Washington — The EU-US Privacy Shield Framework, concluded last year, is critical to the information flows driving $260 billion in transatlantic digital services. It is critical to the ability of Europeans to enjoy these services in a privacy-protective way, and to supporting innovation on both sides of the Atlantic. The agreement’s multi-layered privacy protections are based on a wide range of constitutional, statutory, administrative, and non-judicial protections and remedies available in the U.S. to ensure adequacy under EU law, including several commitments by federal agencies, law enforcement, and the U.S. intelligence community.

In recent weeks, a handful of international stakeholders expressed concern about the continued viability of the EU-U.S. Privacy Shield Framework, claiming there have been changes (or may be future changes) impacting Privacy Shield following the change in U.S. administration. It’s time to set the record straight: there have been no changes in U.S. law, policy, or practice that would impact the viability of Privacy Shield.

One of these stakeholders recently wrote to the European Commission seeking suspension of Privacy Shield based on a variety of “recent developments.” The developments they cite have no material impact on the viability of Privacy Shield and should not be invoked to push for its suspension. What’s more, the European Commission issued statements affirming the continued viability of Privacy Shield just two weeks ago.

Jan. 25 Executive Order on “Enhancing Public Safety in the Interior of the United States”

Concerns about Section 14 of the January 25 Executive Order do not apply to Privacy Shield in any manner. First, Privacy Shield did not rely on the Privacy Act to offer protections to non-U.S. persons whose data is transferred under its terms. Instead, Privacy Shield created separate mechanisms for data protection and redress. Second, though Privacy Shield’s adequacy is in no way reliant on the redress rights separately afforded to citizens of certain foreign countries pursuant to the Judicial Redress Act of 2015, the EO does not, according to prevailing analysis, impact those rights as they pertain to EU persons. The EO cannot supersede existing statute, and acknowledges this with the caveat, “to the extent consistent with applicable law.” Ultimately, the JRA is on the books, and its protections have already been extended to the citizens of 26 countries and the European Union.

Executive Order 12333

The strength of Privacy Shield is unrelated to the amount of reporting by the Privacy and Civil Liberties Oversight Board, and concerns about Executive Order 12333 are not applicable to data transferred from the EU to the U.S. by organizations certified under Privacy Shield. As the European Commission (relying on U.S. government representations) notes in its adequacy determination, intelligence agencies may only seek personal data transferred via Privacy Shield pursuant to Foreign Intelligence Surveillance Act orders or individualized National Security Letters. Thus, a lack of reporting by the PCLOB on EO 12333 is also not relevant to Privacy Shield adequacy.
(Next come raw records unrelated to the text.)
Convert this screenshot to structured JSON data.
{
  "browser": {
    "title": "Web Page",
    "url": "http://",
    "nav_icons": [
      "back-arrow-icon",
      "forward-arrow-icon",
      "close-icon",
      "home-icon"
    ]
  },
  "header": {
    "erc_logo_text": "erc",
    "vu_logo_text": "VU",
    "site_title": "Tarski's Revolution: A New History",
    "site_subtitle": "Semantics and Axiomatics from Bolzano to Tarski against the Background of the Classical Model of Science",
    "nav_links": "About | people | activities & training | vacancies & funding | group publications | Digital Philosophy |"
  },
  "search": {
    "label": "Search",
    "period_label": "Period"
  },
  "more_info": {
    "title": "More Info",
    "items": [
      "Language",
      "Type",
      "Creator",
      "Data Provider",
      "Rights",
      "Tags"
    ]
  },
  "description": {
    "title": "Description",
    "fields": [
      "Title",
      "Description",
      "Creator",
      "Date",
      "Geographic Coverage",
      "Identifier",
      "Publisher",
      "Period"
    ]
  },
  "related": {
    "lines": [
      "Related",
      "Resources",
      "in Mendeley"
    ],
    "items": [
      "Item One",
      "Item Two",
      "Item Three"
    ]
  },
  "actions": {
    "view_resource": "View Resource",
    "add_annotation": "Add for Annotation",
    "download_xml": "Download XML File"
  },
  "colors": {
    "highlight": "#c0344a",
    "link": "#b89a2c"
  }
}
PPD 28 and USA FREEDOM Act

The letter also suggests that prior statements by future leaders of the Trump Administration’s law enforcement and intelligence agencies indicate that the surveillance reforms contained within PPD-28 and the USA FREEDOM Act are at risk. At present, no pending executive or legislative actions would roll back these important protections—these footings for Privacy Shield are as strong as ever. Any concern about what the Executive Branch or Congress may do in the future is merely speculative.

Privacy and Civil Liberties Oversight Board

Finally, the letter argues that the PCLOB is operating below full capacity due to board member term expirations. However, the Board is in fact fully operational at the staff level, and short-term periods without a full complement of appointees are typical of any presidential transition. Moreover, the PCLOB is mentioned by the EC in its adequacy determination as one of the many layers of oversight applicable to U.S. surveillance activities.

Simply put, the European Commission did not rely on the laws or policies potentially affected by these developments in making its adequacy determination for Privacy Shield. Nor should the Commission take any action based on the mere speculation of future actions by a new Administration. With Privacy Shield on firm ground, it is premature to call for the suspension of such a vital, privacy-protective component of the transatlantic digital relationship.